Trinta e cinco anos depois de se ter iniciado a caminhada para a adopção dos princípios civilizacionais de respeito pela dignidade humana e se ter feito a aposta na modernidade com vista à construção de prosperidade na liberdade e na paz, sinais complicados sugerem alguma tendência para se reverter o processo. É verdade que tudo indica que o país não está a crescer suficientemente, que a produtividade é baixa e que não é suficientemente competitivo. Mas o mais preocupante é o que as sondagens indiciam da perda tendencial de confiança nas instituições, nos actores políticos e no futuro do país. Algo em que são os próprios os principais responsáveis na luta vã para tirar dividendos pela via de culpar os outros e de se entregarem a tacticismos infantis que segundo António Guerreiro do jornal Público faz “da vida política uma competição de recreio ou um cenário de desenho animado pueril e regressivo”.
O que parece faltar é a ousadia para se interrogar sobre os constrangimentos que impedem que o país cresça mais, crie mais empregos e melhore os salários existentes. Diferentemente do que aconteceu há trinta e cinco anos, quando um regime monolítico abriu uma fresta e rapidamente da sociedade civil surgiu uma declaração política e pessoas dispostas a explorar as novas possibilidades, Cabo Verde parece um país de autocensurados. Já há muito que regularmente se trazia à baila a questão da autocensura na comunicação social. Recentemente no programa de Carlos Santos na RCV fez-se referência a economistas que se autocensuram e não aceitam comentar o estado da economia. É de se perguntar se é um caso isolado ou se abrange outras classes profissionais, o que seria um sinal do fraco retorno do enorme investimento feito ao longo dos anos no capital humano do país.
Sem essa vitalidade crítica na sociedade civil e no interior dos partidos para visionar, questionar e para propor fica difícil o país encontrar um caminho para sair dos bloqueios actuais. Com o mundo a mudar rapidamente no sentido de maiores incertezas, a tentação geral, infelizmente, não tem sido o de procurar soluções criativas que promovam a cooperação e a confiança entre pessoas. Vai-se pela aposta no discurso anti-elites, alimenta-se o ressentimento e a inveja e apresenta-se, como solução para os problemas das pessoas, a redistribuição de rendimentos. Esquece-se que fórmulas similares já foram aplicadas em Cabo Verde nos primeiros anos de independência. Hostilidade a elites, apelos a luta de classes, e acusações de exploração só fizeram o país perder oportunidades e chegar a 1990 com uma economia estagnada e rendimento per capita de 817,4 dólares.

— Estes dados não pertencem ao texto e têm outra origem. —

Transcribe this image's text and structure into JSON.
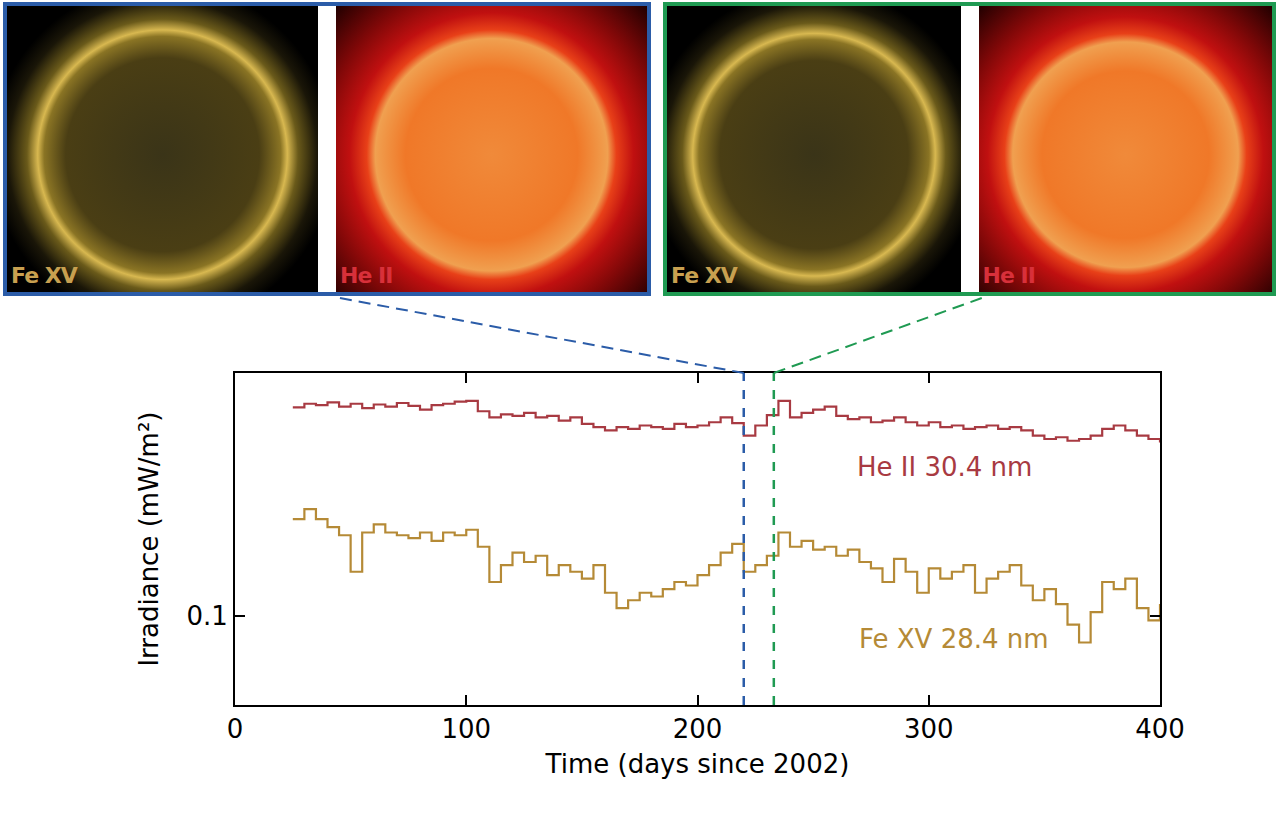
{
  "chart_data": {
    "type": "line",
    "x_label": "Time (days since 2002)",
    "y_label": "Irradiance (mW/m²)",
    "log": "y",
    "grid": false,
    "xlim": [
      0,
      400
    ],
    "xticks": [
      0,
      100,
      200,
      300,
      400
    ],
    "ylim": [
      0.065,
      0.325
    ],
    "yticks": [
      0.1
    ],
    "x": [
      25,
      30,
      35,
      40,
      45,
      50,
      55,
      60,
      65,
      70,
      75,
      80,
      85,
      90,
      95,
      100,
      105,
      110,
      115,
      120,
      125,
      130,
      135,
      140,
      145,
      150,
      155,
      160,
      165,
      170,
      175,
      180,
      185,
      190,
      195,
      200,
      205,
      210,
      215,
      220,
      225,
      230,
      235,
      240,
      245,
      250,
      255,
      260,
      265,
      270,
      275,
      280,
      285,
      290,
      295,
      300,
      305,
      310,
      315,
      320,
      325,
      330,
      335,
      340,
      345,
      350,
      355,
      360,
      365,
      370,
      375,
      380,
      385,
      390,
      395,
      400
    ],
    "series": [
      {
        "name": "He II 30.4 nm",
        "color": "#a83a42",
        "line_style": "steps",
        "values": [
          0.275,
          0.28,
          0.278,
          0.282,
          0.276,
          0.28,
          0.274,
          0.279,
          0.276,
          0.281,
          0.277,
          0.272,
          0.278,
          0.28,
          0.283,
          0.284,
          0.27,
          0.262,
          0.266,
          0.264,
          0.268,
          0.262,
          0.264,
          0.258,
          0.262,
          0.254,
          0.25,
          0.246,
          0.25,
          0.248,
          0.252,
          0.25,
          0.248,
          0.254,
          0.25,
          0.252,
          0.256,
          0.262,
          0.255,
          0.24,
          0.252,
          0.265,
          0.284,
          0.262,
          0.268,
          0.272,
          0.276,
          0.264,
          0.26,
          0.262,
          0.256,
          0.258,
          0.262,
          0.256,
          0.252,
          0.256,
          0.25,
          0.252,
          0.248,
          0.25,
          0.252,
          0.248,
          0.25,
          0.246,
          0.24,
          0.236,
          0.238,
          0.234,
          0.236,
          0.24,
          0.248,
          0.252,
          0.246,
          0.24,
          0.236,
          0.232
        ]
      },
      {
        "name": "Fe XV 28.4 nm",
        "color": "#b58a36",
        "line_style": "steps",
        "values": [
          0.16,
          0.168,
          0.16,
          0.154,
          0.148,
          0.124,
          0.15,
          0.156,
          0.15,
          0.148,
          0.146,
          0.15,
          0.144,
          0.15,
          0.148,
          0.152,
          0.14,
          0.118,
          0.128,
          0.136,
          0.13,
          0.134,
          0.122,
          0.128,
          0.124,
          0.12,
          0.128,
          0.112,
          0.104,
          0.108,
          0.112,
          0.11,
          0.114,
          0.118,
          0.116,
          0.122,
          0.128,
          0.136,
          0.142,
          0.124,
          0.128,
          0.134,
          0.15,
          0.14,
          0.144,
          0.138,
          0.14,
          0.134,
          0.138,
          0.13,
          0.126,
          0.118,
          0.132,
          0.124,
          0.112,
          0.126,
          0.12,
          0.124,
          0.128,
          0.112,
          0.12,
          0.124,
          0.128,
          0.116,
          0.108,
          0.114,
          0.106,
          0.096,
          0.088,
          0.102,
          0.118,
          0.114,
          0.12,
          0.104,
          0.098,
          0.106
        ]
      }
    ],
    "annotations": [
      {
        "text": "He II 30.4 nm",
        "x": 307,
        "y": 0.206,
        "color": "#a83a42"
      },
      {
        "text": "Fe XV 28.4 nm",
        "x": 311,
        "y": 0.0894,
        "color": "#b58a36"
      }
    ],
    "vlines": [
      {
        "x": 220,
        "color": "#2b5ca8",
        "line_style": "dash"
      },
      {
        "x": 233,
        "color": "#1f9a52",
        "line_style": "dash"
      }
    ]
  },
  "panels": [
    {
      "frame_color": "#2b5ca8",
      "images": [
        {
          "label": "Fe XV",
          "color": "#c8a050"
        },
        {
          "label": "He II",
          "color": "#d8303a"
        }
      ]
    },
    {
      "frame_color": "#1f9a52",
      "images": [
        {
          "label": "Fe XV",
          "color": "#c8a050"
        },
        {
          "label": "He II",
          "color": "#d8303a"
        }
      ]
    }
  ]
}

A grande questão não é porque há pobreza no mundo, mas sim como se cria riqueza que pode tirar as populações da miséria e permitir-lhes uma vida livre e próspera com autonomia. Para isso é preciso ousar como se fez em 1990 em todos os cantos do país para que Cabo Verde fosse hoje um país da liberdade e da democracia.
Humberto Cardoso
Texto originalmente publicado na edição impressa do Expresso das Ilhas nº 1215 de 12 de Março de 2025.